ローリールと店員が立会人となり、巳六とロミクの間で文書契約も済ませると、唐突に巳六が聞いた。
「そういや知ってるかい。この金属は、大総統を狙撃した銃弾に、極めて似てるってな」
ロミクは、書類をしまっていた手を止めた。
「……嫌な予感がしてきましたね。もしかしたら奴らもこっちへ」
「奴らって誰だ」
一瞬で巳六は、目つきを鋭くし、殺気を放ちながらロミクに聞いた。
ロミクはこちらにくる時の様子を説明した。
「するとアレか。

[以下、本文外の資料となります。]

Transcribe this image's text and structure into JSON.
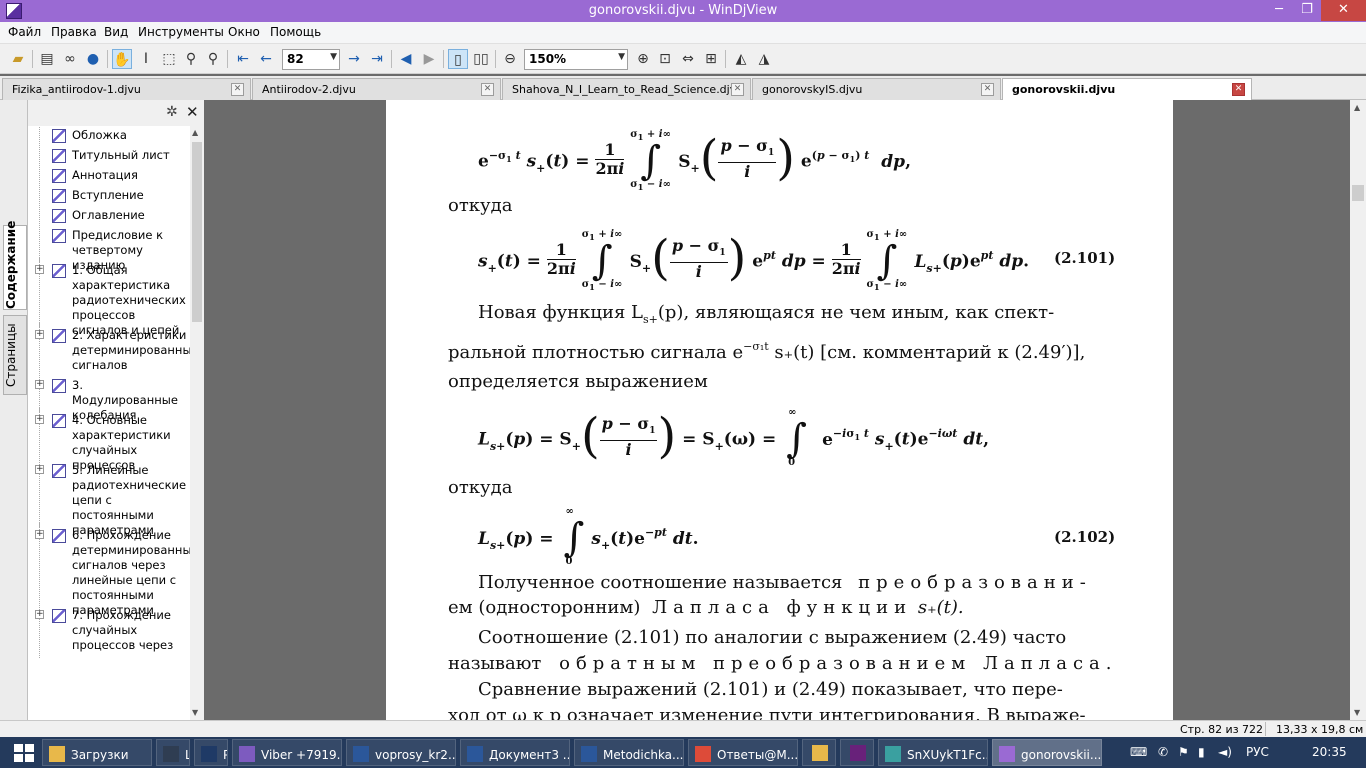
{
  "window": {
    "title": "gonorovskii.djvu - WinDjView",
    "min": "─",
    "max": "❐",
    "close": "✕"
  },
  "menu": [
    "Файл",
    "Правка",
    "Вид",
    "Инструменты",
    "Окно",
    "Помощь"
  ],
  "toolbar": {
    "page_value": "82",
    "zoom_value": "150%"
  },
  "tabs": [
    {
      "label": "Fizika_antiirodov-1.djvu"
    },
    {
      "label": "Antiirodov-2.djvu"
    },
    {
      "label": "Shahova_N_I_Learn_to_Read_Science.djvu"
    },
    {
      "label": "gonorovskyIS.djvu"
    },
    {
      "label": "gonorovskii.djvu"
    }
  ],
  "sidebar": {
    "tab_contents": "Содержание",
    "tab_pages": "Страницы",
    "close": "✕",
    "gear": "✲"
  },
  "toc": [
    {
      "label": "Обложка",
      "expandable": false
    },
    {
      "label": "Титульный лист",
      "expandable": false
    },
    {
      "label": "Аннотация",
      "expandable": false
    },
    {
      "label": "Вступление",
      "expandable": false
    },
    {
      "label": "Оглавление",
      "expandable": false
    },
    {
      "label": "Предисловие к четвертому изданию",
      "expandable": false
    },
    {
      "label": "1. Общая характеристика радиотехнических процессов сигналов и цепей",
      "expandable": true
    },
    {
      "label": "2. Характеристики детерминированных сигналов",
      "expandable": true
    },
    {
      "label": "3. Модулированные колебания",
      "expandable": true
    },
    {
      "label": "4. Основные характеристики случайных процессов",
      "expandable": true
    },
    {
      "label": "5. Линейные радиотехнические цепи с постоянными параметрами",
      "expandable": true
    },
    {
      "label": "6. Прохождение детерминированных сигналов через линейные цепи с постоянными параметрами",
      "expandable": true
    },
    {
      "label": "7. Прохождение случайных процессов через",
      "expandable": true
    }
  ],
  "document": {
    "word_otkuda_1": "откуда",
    "word_otkuda_2": "откуда",
    "eq_101_num": "(2.101)",
    "eq_102_num": "(2.102)",
    "p1_l1": "Новая функция L",
    "p1_l1_sub": "s+",
    "p1_l1_rest": "(p), являющаяся не чем иным, как спект-",
    "p1_l2a": "ральной плотностью сигнала e",
    "p1_l2_sup": "−σ₁t",
    "p1_l2b": "s₊(t) [см. комментарий к (2.49′)],",
    "p1_l3": "определяется выражением",
    "p2_l1a": "Полученное соотношение называется",
    "p2_l1b": "преобразовани-",
    "p2_l2a": "ем (односторонним)",
    "p2_l2b": "Лапласа функции",
    "p2_l2c": "s₊(t).",
    "p3_l1": "Соотношение (2.101) по аналогии с выражением (2.49) часто",
    "p3_l2a": "называют",
    "p3_l2b": "обратным преобразованием Лапласа.",
    "p4_l1": "Сравнение выражений (2.101) и (2.49) показывает, что пере-",
    "p4_l2": "ход от ω к p означает изменение пути интегрирования. В выраже-"
  },
  "status": {
    "page_info": "Стр. 82 из 722",
    "size_info": "13,33 x 19,8 см"
  },
  "taskbar": {
    "items": [
      {
        "label": "Загрузки",
        "color": "#e8b84a"
      },
      {
        "label": "Lr",
        "color": "#2f3d52"
      },
      {
        "label": "Ps",
        "color": "#1f3a66"
      },
      {
        "label": "Viber +7919...",
        "color": "#7d5bbf"
      },
      {
        "label": "voprosy_kr2....",
        "color": "#2b579a"
      },
      {
        "label": "Документ3 ...",
        "color": "#2b579a"
      },
      {
        "label": "Metodichka....",
        "color": "#2b579a"
      },
      {
        "label": "Ответы@M...",
        "color": "#dd4b39"
      },
      {
        "label": "",
        "color": "#e8b84a"
      },
      {
        "label": "",
        "color": "#68217a"
      },
      {
        "label": "SnXUykT1Fc...",
        "color": "#3aa0a0"
      },
      {
        "label": "gonorovskii....",
        "color": "#9a6ad3"
      }
    ],
    "lang": "РУС",
    "time": "20:35"
  }
}
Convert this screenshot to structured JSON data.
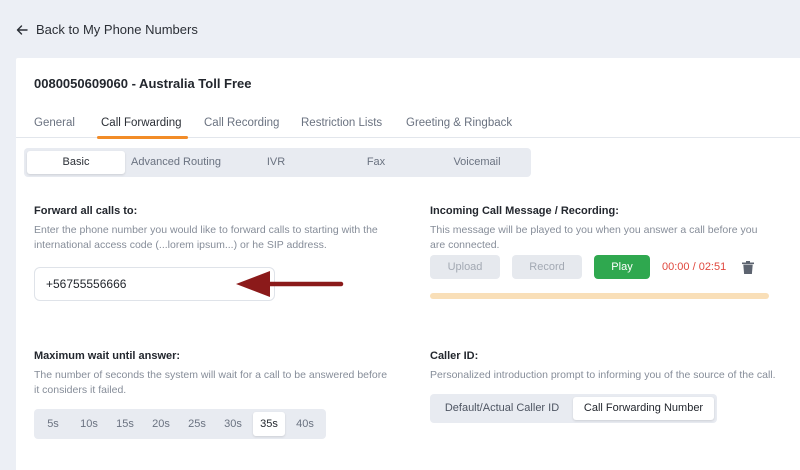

その宙賊っていうやつらが、ロミクがくると同時に、こっちの世界へきたっていうんだな」
ロミクは黙ってうなづく。
「…ロミクと出会う前だったら信じられなかったんだがな」
「じゃあ、今は信じると」
ローリールが、巳六に言った。
「仕方ねえ。なにせこうやって、俺が見たこともない金属を持ってきたんだからな。信じるしかないさ」
「それで、どうするつもりなんですか」
ロミクが、ドキドキしながら二人の顔を見ながら聞く。
「俺と手を組まないか。そうしたらこの辺りの地理にも少しは明るくなれるだろうし、何より儲かる」
「船員たちと相談してからでもいいですか?」
「ああ、待っててやるよ。ローリールはどうだい」
「フルカイツ同盟に属してるので、同盟長と相談して決めますよ。巳六と手を組むかどうかを」
そう言って、二人は船へいったん戻ってから、相談して帰ってくることになった。